I welcome the Opposition’s support for the draft regulations. The hon. Members for Grantham and Bourne and for North East Fife asked about wider efforts to improve HMRC’s service. I will address that briefly, although I realise that it strays a little beyond the strict boundaries of the regulations, but they are very important questions.
As Members might know, when I became Exchequer Secretary to the Treasury and chair of HMRC’s board, I set out our three priorities for HMRC: close the tax gap, improve customer service and reform and modernise HMRC. In fact, they all come together around measures such as these changes to late payment penalties, because we need to make sure that we close the tax gap, modernise the service and improve the service that individual taxpayers and businesses receive.

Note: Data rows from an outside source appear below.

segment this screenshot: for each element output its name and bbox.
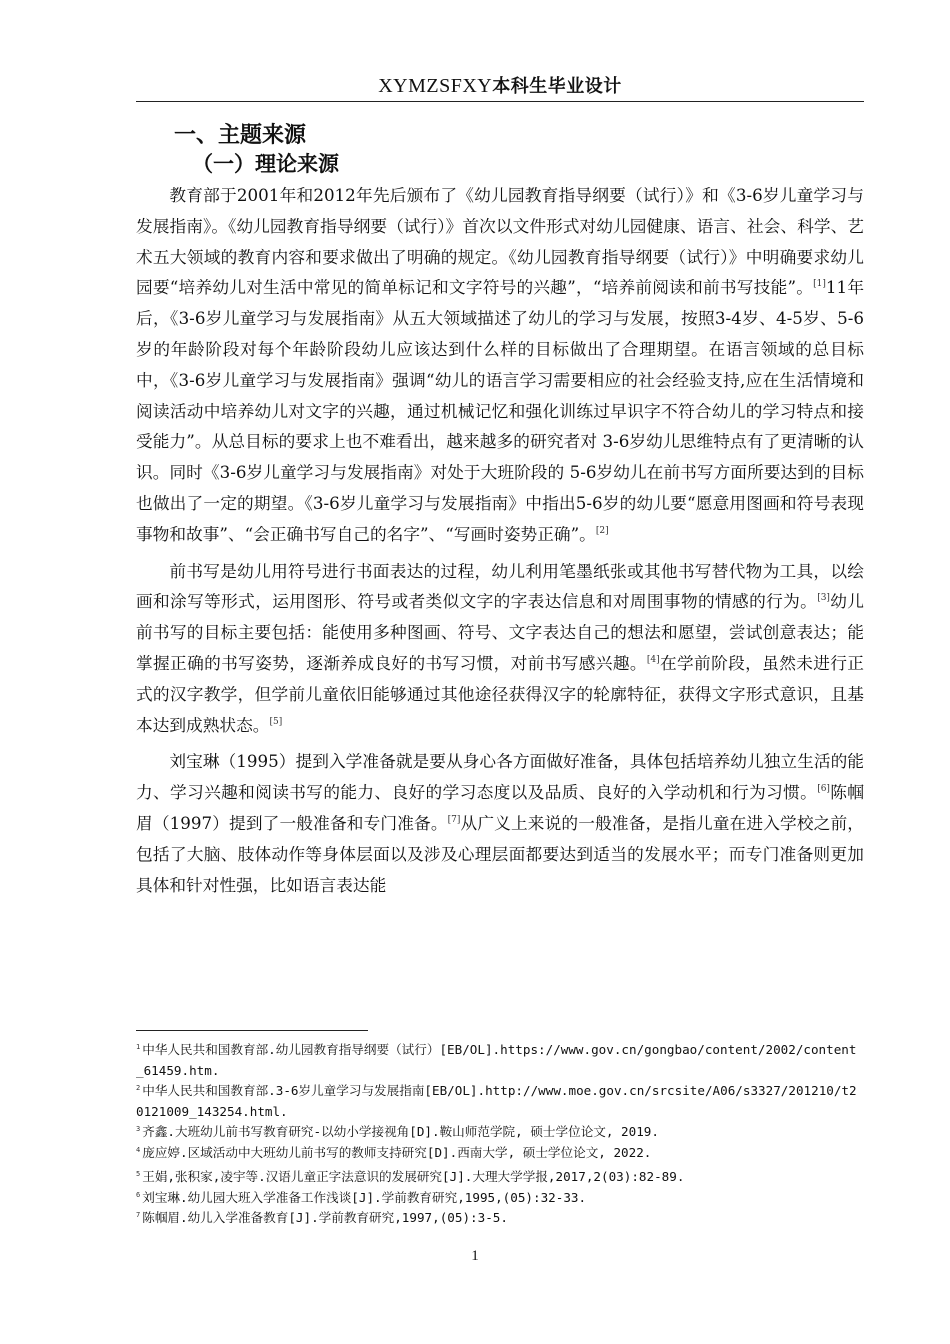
footnote-mark: 5 (136, 1170, 141, 1178)
paragraph-text: 幼儿前书写的目标主要包括：能使用多种图画、符号、文字表达自己的想法和愿望，尝试创意表达；能掌握正确的书写姿势，逐渐养成良好的书写习惯，对前书写感兴趣。 (136, 591, 864, 673)
footnote-rule (136, 1030, 368, 1031)
header-rule (136, 101, 864, 102)
paragraph-text: 11年后，《3-6岁儿童学习与发展指南》从五大领域描述了幼儿的学习与发展，按照3-4岁、4-5岁、5-6岁的年龄阶段对每个年龄阶段幼儿应该达到什么样的目标做出了合理期望。在语言领域的总目标中，《3-6岁儿童学习与发展指南》强调“幼儿的语言学习需要相应的社会经验支持,应在生活情境和阅读活动中培养幼儿对文字的兴趣，通过机械记忆和强化训练过早识字不符合幼儿的学习特点和接受能力”。从总目标的要求上也不难看出，越来越多的研究者对 3-6岁幼儿思维特点有了更清晰的认识。同时《3-6岁儿童学习与发展指南》对处于大班阶段的 5-6岁幼儿在前书写方面所要达到的目标也做出了一定的期望。《3-6岁儿童学习与发展指南》中指出5-6岁的幼儿要“愿意用图画和符号表现事物和故事”、“会正确书写自己的名字”、“写画时姿势正确”。 (136, 277, 865, 544)
citation-ref: [1] (813, 279, 826, 290)
footnote-mark: 7 (136, 1211, 141, 1219)
paragraph (136, 180, 864, 550)
footnote-mark: 6 (136, 1190, 141, 1199)
paragraph-text: 陈帼眉（1997）提到了一般准备和专门准备。 (136, 782, 864, 833)
footnote-text: 陈帼眉.幼儿入学准备教育[J].学前教育研究,1997,(05):3-5. (142, 1210, 508, 1225)
footnote-mark: 1 (136, 1043, 141, 1051)
citation-ref: [3] (817, 593, 830, 604)
footnote-text: 刘宝琳.幼儿园大班入学准备工作浅谈[J].学前教育研究,1995,(05):32-33. (142, 1189, 587, 1205)
footnote (136, 1143, 864, 1164)
citation-ref: [6] (817, 784, 830, 795)
subsection-heading: （一）理论来源 (192, 152, 339, 176)
citation-ref: [5] (269, 716, 283, 727)
paragraph-text: 在学前阶段，虽然未进行正式的汉字教学，但学前儿童依旧能够通过其他途径获得汉字的轮廓特征，获得文字形式意识，且基本达到成熟状态。 (136, 652, 864, 735)
footnote-mark: 3 (136, 1125, 141, 1133)
footnote-text: 中华人民共和国教育部.幼儿园教育指导纲要（试行）[EB/OL].https://www.gov.cn/gongbao/content/2002/content_61459.htm. (136, 1042, 857, 1078)
footnote-text: 中华人民共和国教育部.3-6岁儿童学习与发展指南[EB/OL].http://www.moe.gov.cn/srcsite/A06/s3327/201210/t20121009_143254.html. (136, 1083, 857, 1119)
footnote (136, 1167, 864, 1188)
footnote-text: 齐鑫.大班幼儿前书写教育研究-以幼小学接视角[D].鞍山师范学院, 硕士学位论文, 2019. (142, 1124, 659, 1139)
paragraph (136, 556, 864, 741)
paragraph-text: 刘宝琳（1995）提到入学准备就是要从身心各方面做好准备，具体包括培养幼儿独立生活的能力、学习兴趣和阅读书写的能力、良好的学习态度以及品质、良好的入学动机和行为习惯。 (136, 751, 864, 803)
footnote (136, 1040, 864, 1081)
citation-ref: [4] (646, 654, 660, 665)
running-header (136, 72, 864, 98)
footnote (136, 1122, 864, 1143)
footnote (136, 1208, 864, 1229)
paragraph-text: 教育部于2001年和2012年先后颁布了《幼儿园教育指导纲要（试行）》和《3-6岁儿童学习与发展指南》。《幼儿园教育指导纲要（试行）》首次以文件形式对幼儿园健康、语言、社会、科学、艺术五大领域的教育内容和要求做出了明确的规定。《幼儿园教育指导纲要（试行）》中明确要求幼儿园要“培养幼儿对生活中常见的简单标记和文字符号的兴趣”，“培养前阅读和前书写技能”。 (136, 185, 864, 298)
paragraph-text: 从广义上来说的一般准备，是指儿童在进入学校之前，包括了大脑、肢体动作等身体层面以及涉及心理层面都要达到适当的发展水平；而专门准备则更加具体和针对性强，比如语言表达能 (136, 812, 864, 895)
footnote-mark: 4 (136, 1145, 141, 1154)
section-heading: 一、主题来源 (174, 123, 307, 148)
citation-ref: [7] (447, 814, 461, 825)
header-latin: XYMZSFXY (378, 75, 493, 97)
header-title: 本科生毕业设计 (492, 76, 622, 97)
body-text (136, 180, 864, 900)
paragraph-text: 前书写是幼儿用符号进行书面表达的过程，幼儿利用笔墨纸张或其他书写替代物为工具，以绘画和涂写等形式，运用图形、符号或者类似文字的字表达信息和对周围事物的情感的行为。 (136, 560, 864, 612)
footnote-mark: 2 (136, 1084, 141, 1092)
footnotes (136, 1040, 864, 1229)
citation-ref: [2] (595, 525, 609, 536)
page-number: 1 (471, 1248, 479, 1264)
footnote (136, 1188, 864, 1209)
footnote-text: 庞应婷.区域活动中大班幼儿前书写的教师支持研究[D].西南大学, 硕士学位论文, 2022. (142, 1144, 652, 1160)
footnote-text: 王娟,张积家,凌宇等.汉语儿童正字法意识的发展研究[J].大理大学学报,2017,2(03):82-89. (142, 1169, 685, 1184)
paragraph (136, 746, 864, 900)
footnote (136, 1081, 864, 1122)
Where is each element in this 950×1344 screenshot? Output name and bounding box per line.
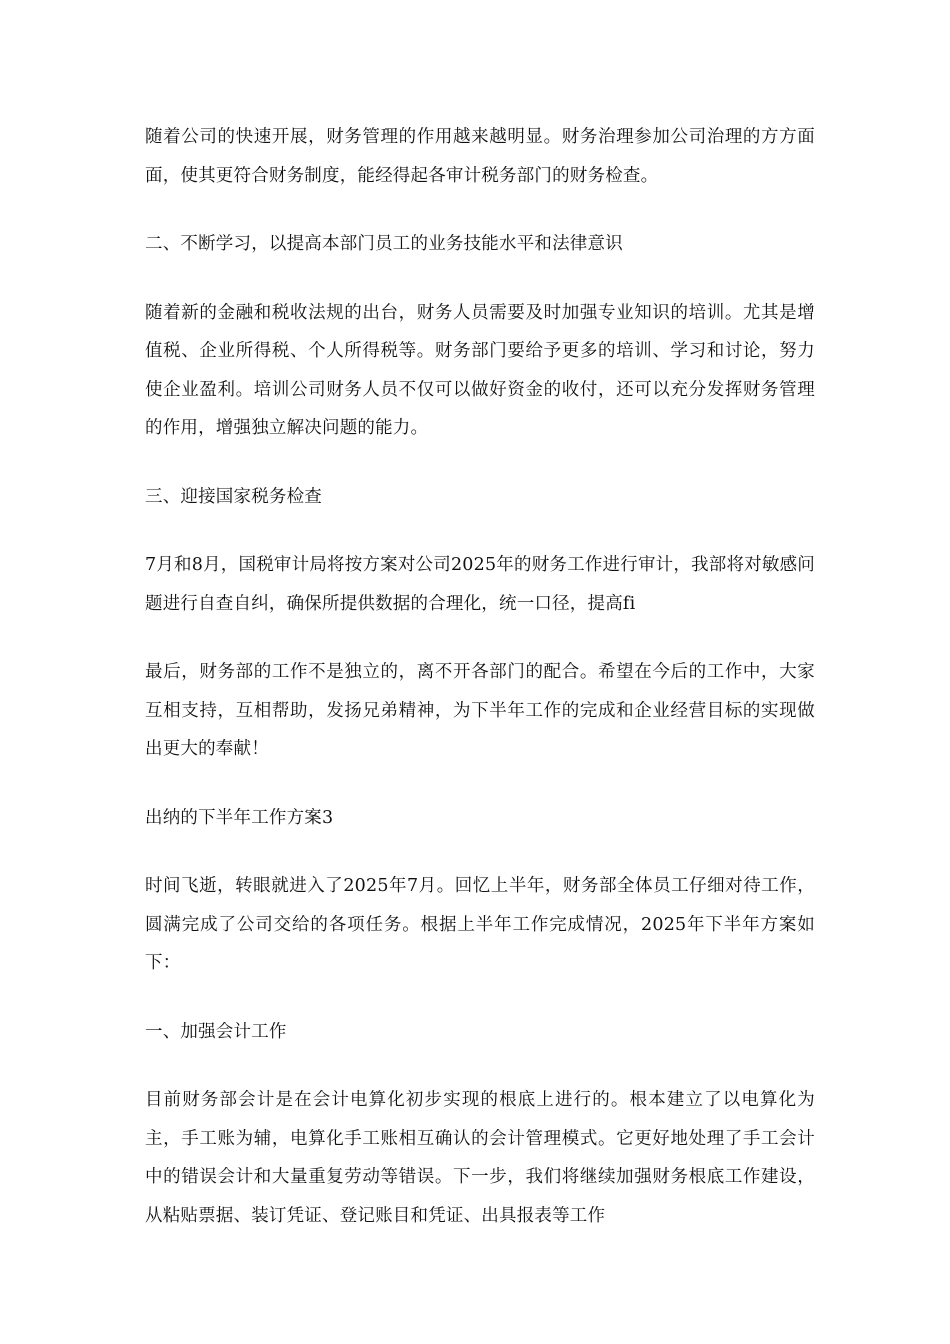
paragraph-accounting: 目前财务部会计是在会计电算化初步实现的根底上进行的。根本建立了以电算化为主，手工账为辅，电算化手工账相互确认的会计管理模式。它更好地处理了手工会计中的错误会计和大量重复劳动等错误。下一步，我们将继续加强财务根底工作建设，从粘贴票据、装订凭证、登记账目和凭证、出具报表等工作: [145, 1090, 815, 1226]
section-heading-accounting: 一、加强会计工作: [145, 1021, 287, 1042]
section-heading-tax-inspection: 三、迎接国家税务检查: [145, 486, 322, 507]
section-heading-learning: 二、不断学习，以提高本部门员工的业务技能水平和法律意识: [145, 234, 623, 254]
document-body: [145, 118, 815, 1265]
paragraph-financial-management: 随着公司的快速开展，财务管理的作用越来越明显。财务治理参加公司治理的方方面面，使其更符合财务制度，能经得起各审计税务部门的财务检查。: [145, 127, 815, 186]
paragraph-intro: 时间飞逝，转眼就进入了2025年7月。回忆上半年，财务部全体员工仔细对待工作，圆满完成了公司交给的各项任务。根据上半年工作完成情况，2025年下半年方案如下：: [145, 876, 815, 973]
document-title-plan-3: 出纳的下半年工作方案3: [145, 807, 334, 828]
paragraph-conclusion: 最后，财务部的工作不是独立的，离不开各部门的配合。希望在今后的工作中，大家互相支持，互相帮助，发扬兄弟精神，为下半年工作的完成和企业经营目标的实现做出更大的奉献！: [145, 662, 815, 759]
paragraph-audit: 7月和8月，国税审计局将按方案对公司2025年的财务工作进行审计，我部将对敏感问题进行自查自纠，确保所提供数据的合理化，统一口径，提高fi: [145, 555, 815, 614]
paragraph-training: 随着新的金融和税收法规的出台，财务人员需要及时加强专业知识的培训。尤其是增值税、企业所得税、个人所得税等。财务部门要给予更多的培训、学习和讨论，努力使企业盈利。培训公司财务人员不仅可以做好资金的收付，还可以充分发挥财务管理的作用，增强独立解决问题的能力。: [145, 302, 815, 438]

We are in the process of going through the spending review. We will publish a transformation road map after that has concluded, which will set out our plans to improve HMRC’s service. The answer to extended waiting times on the phones cannot simply be to recruit more people to pick up the phones; it has to be to reform the way that HMRC services are delivered. More needs to be done through automation and self-service, with tax being paid without people even having to engage with the system by picking up a phone, because it will happen in a more automated fashion. When they need help, they should be able to get it online rather than having to pick up a phone, so there is a lot of progress there. If Opposition Members want to talk to me about that in future, they are welcome to grab a moment in the Division Lobbies, although we are usually in different ones.
The draft regulations will give effect to the Government’s specific decision around the late payment penalties that I set out. It is important to emphasise, because the theme of customer service and supporting individual taxpayers has been raised by other Members, that the Government are encouraging taxpayers facing genuine difficulty to contact HMRC to enter a time to pay arrangement. As I mentioned, that enables taxpayers to pay by instalments over a longer time period.